Building a Web App with CouchDB Capella and Kafka for Community Problem Reporting with Change Data Capture

Introduction

In today's world, real-time data processing and visualization play a critical role in decision-making for many applications. This article showcases the development of an air quality monitoring platform that integrates Apache Kafka and Couchbase Capella for real-time data capture and management, leveraging Streamlit to deploy a visually engaging interface.

Development

1. Setting up Couchbase Capella

Couchbase Capella is a high-performance NoSQL database ideal for real-time data storage. Follow these steps to configure it:

Sign up at Couchbase Capella.
Create a cluster:

Select a deployment region.
Configure a bucket named TopicosAppU3.
1. Generate the required credentials:
User: your_user
Password: your_password
Cluster endpoint: your_endpoint

2. Configuring Apache Kafka on Confluent Cloud

Apache Kafka is a distributed messaging system that enables real-time data transmission. To set it up:

Sign up at Confluent Cloud.
Create a basic cluster.
Set up a topic named calidad-del-aire.
Generate API credentials:

API Key: your_api_key
API Secret: your_api_secret
Bootstrap server: your_bootstrap_server

3. Project Development

The project uses Python along with the libraries streamlit, couchbase, and confluent-kafka to integrate Couchbase and Kafka.

Dependency Configuration

Ensure you install the necessary dependencies with:

pip install streamlit couchbase confluent-kafka pandas

Code Implementation

The code is structured as follows:

Connecting to Couchbase:

from couchbase.cluster import Cluster
from couchbase.options import ClusterOptions
from couchbase.auth import PasswordAuthenticator

cluster = Cluster(
    "couchbases://your_endpoint",
    ClusterOptions(PasswordAuthenticator("your_user", "your_password"))
)
bucket = cluster.bucket("TopicosAppU3")
collection = bucket.default_collection()

Configuring Kafka:

from confluent_kafka import Producer, Consumer

producer = Producer({
    'bootstrap.servers': "your_bootstrap_server",
    'sasl.mechanisms': 'PLAIN',
    'security.protocol': 'SASL_SSL',
    'sasl.username': "your_api_key",
    'sasl.password': "your_api_secret",
})

consumer = Consumer({
    'bootstrap.servers': "your_bootstrap_server",
    'sasl.mechanisms': 'PLAIN',
    'security.protocol': 'SASL_SSL',
    'sasl.username': "your_api_key",
    'sasl.password': "your_api_secret",
    'group.id': 'streamlit-consumer',
    'auto.offset.reset': 'earliest',
})
consumer.subscribe(["calidad-del-aire"])

Streamlit Interface:

import streamlit as st
import random

def generate_data():
    return {
        "City": random.choice(["Lima", "Arequipa", "Cusco"]),
        "PM2.5": round(random.uniform(5, 150), 2),
        "PM10": round(random.uniform(10, 300), 2),
        "Humidity (%)": random.randint(30, 90),
        "Temperature (°C)": round(random.uniform(15, 35), 1),
    }

st.title("Air Quality Monitoring Platform")

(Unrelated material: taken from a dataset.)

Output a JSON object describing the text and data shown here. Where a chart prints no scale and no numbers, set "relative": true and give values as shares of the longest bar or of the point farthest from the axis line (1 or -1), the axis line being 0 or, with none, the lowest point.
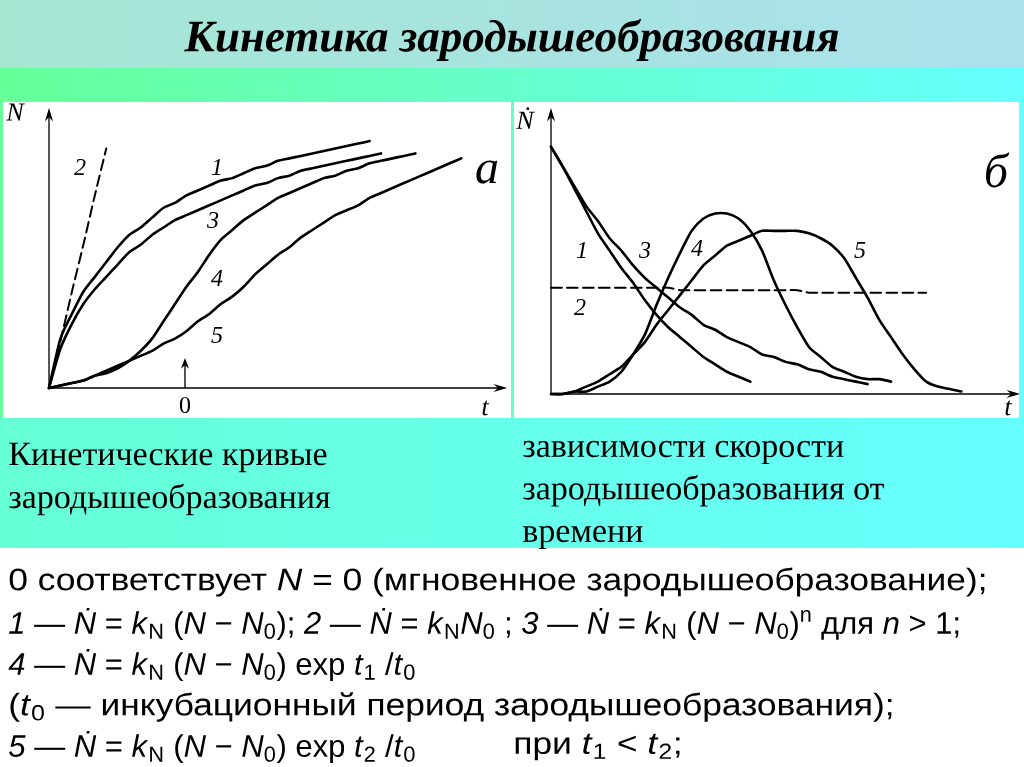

if st.button("Generate and Save Data"):
    data = generate_data()
    collection.upsert("last_change", data)
    st.json(data)
    producer.produce("calidad-del-aire", value=str(data))
    producer.flush()
    st.success("Data sent to Kafka.")

if st.button("Consume Kafka Data"):
    message = consumer.poll(1.0)
    if message:
        st.json(eval(message.value().decode('utf-8')))
    else:
        st.warning("No messages available.")

4. Deploying with Streamlit Community Cloud

Publish your code in a GitHub repository.
Connect it to Streamlit Community Cloud at Streamlit Cloud.
Configure the required environment variables in the Streamlit settings page:

   COUCHBASE_USER=your_user
   COUCHBASE_PASSWORD=your_password
   KAFKA_BOOTSTRAP_SERVERS=your_bootstrap_server

Github Repository. Repositorio del codigo en Github

Conclusion

This project demonstrates how to integrate Apache Kafka and Couchbase Capella to capture and visualize real-time data. With Kafka managing data transmission and Couchbase providing persistent storage, the application is scalable, efficient, and easy to implement using Streamlit. This combination is ideal for modern applications requiring real-time data processing and visualization.